Era uma vez, dois vizinhos.
JB
Esta estória era-me contada pelo meu avô Pedro.
O meu avô era uma pessoa muito culta, inteligente e humana: uma combinação rara que tive a sorte de conhecer e aproveitar. Era um ouvinte interessado e tinha sempre algo que me ajudava a encarar as coisas numa perspectiva diferente.
Um dia, a propósito de uma preocupação minha, contou-me esta estória:
" Era uma vez, dois vizinhos (Manel e Joaquim) que se davam muito mal. Eram vizinhos há anos e inimigos há outros tantos, já nem sabiam bem porque é que se odiavam ou como tudo tinha começado. Um dia, um dos vizinhos (Joaquim) acordou especialmente bem disposto. Pensou: - Epá, será que faz sentido estar há tanto tempo chateado com Manel? Já nem me lembro como começou, já dura há tanto tempo, moramos mesmo ao lado um do outro. Se calhar mais vale sermos amigos do que inimigos, somos adultos afinal de contas. Já sei! Logo quando me mudei para cá, pedi-lhe um cortador de relva emprestado; ele emprestou e disse que eu podia ficar com ele, eu disse que não queria mas na realidade nunca o devolvi. Vou aproveitar para devolver e pode ser que sirva para fazer as pazes. É um bom pretexto, é mesmo isso.
Tirou o pó do cortador de relva, juntou os cabos e preparou-se para ir a casa do vizinho Manel.
As duas casas eram separadas por uma cerca de madeira e para ir até à casa do Manel, Joaquim tinha que atravessar uma pequena estrada de pedra que ia até à porta do vizinho.
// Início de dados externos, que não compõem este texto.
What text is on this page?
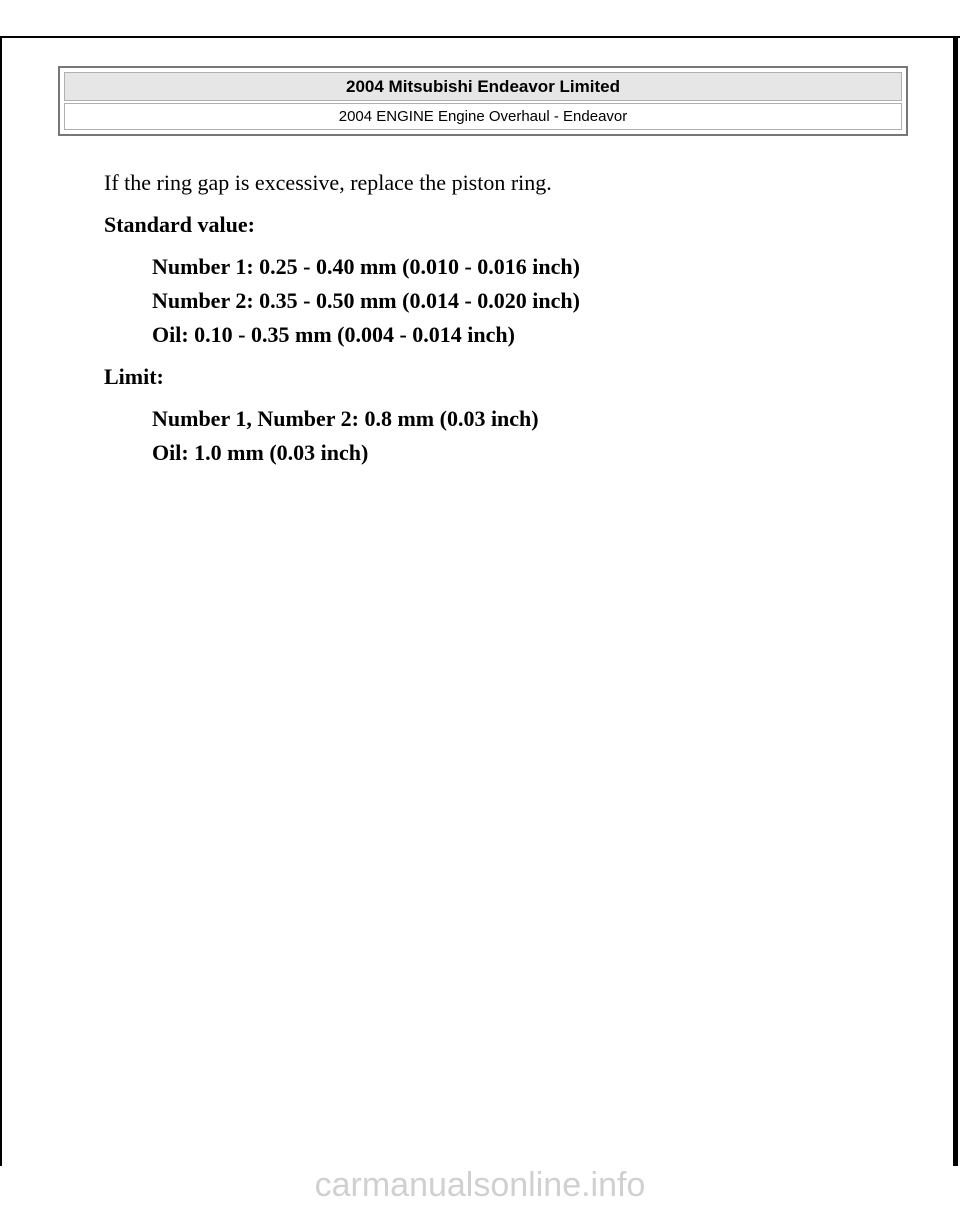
2004 Mitsubishi Endeavor Limited
2004 ENGINE Engine Overhaul - Endeavor

If the ring gap is excessive, replace the piston ring.

Standard value:

Number 1: 0.25 - 0.40 mm (0.010 - 0.016 inch)
Number 2: 0.35 - 0.50 mm (0.014 - 0.020 inch)
Oil: 0.10 - 0.35 mm (0.004 - 0.014 inch)

Limit:

Number 1, Number 2: 0.8 mm (0.03 inch)
Oil: 1.0 mm (0.03 inch)
carmanualsonline.info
Assim que se pôs a caminho, o Joaquim começou a pensar: - Espero que ele não comece logo a refilar comigo, o cortador de relva está todo velho e enferrujado, mas já não estava grande coisa quando ele me entregou. Além disso uma vez o meu filho chutou uma bola de futebol para o quintal dele e ele nunca devolveu. Ele que me diga alguma coisa, ah! Eu aqui cheio de boas intenções e ele que experimente vir implicar. Nunca esvazia o lixo, um cheiro terrível na vizinhança e ainda se vai fazer difícil, ele que experimente. Um calor terrível e eu, sem ele me pedir nada, estou a carregar isto até casa dele para depois levar com bocas e insultos?! Ele que se atreva. Nem lhe vou dar hipótese de refilar. Mas eu já o conheço: vai dizer que fui eu que estraguei, depois vai dizer que...
Entretanto, no meio daqueles pensamentos cada vez mais raivosos, o Joaquim sem dar por isso já está à porta de casa do Manel, que nesse dia, por acaso, também tinha acordado bem disposto, e vendo o Joaquim a chegar abre a porta e diz-lhe um amigável bom dia.
O Joaquim, que ia absorto nos seus já furiosos pensamentos, mal vê o Manel à porta, raivoso com a discussão fictícia na sua cabeça, sem sequer ouvir o bom dia que lhe foi dirigido, pega no cortador de relva, atira-o para os pés do vizinho e grita:
- Sabe que mais? Meta-o no c¥!
Vira costas e vai-se embora."
Qual é a 'moral' da estória? Alguém arrisca?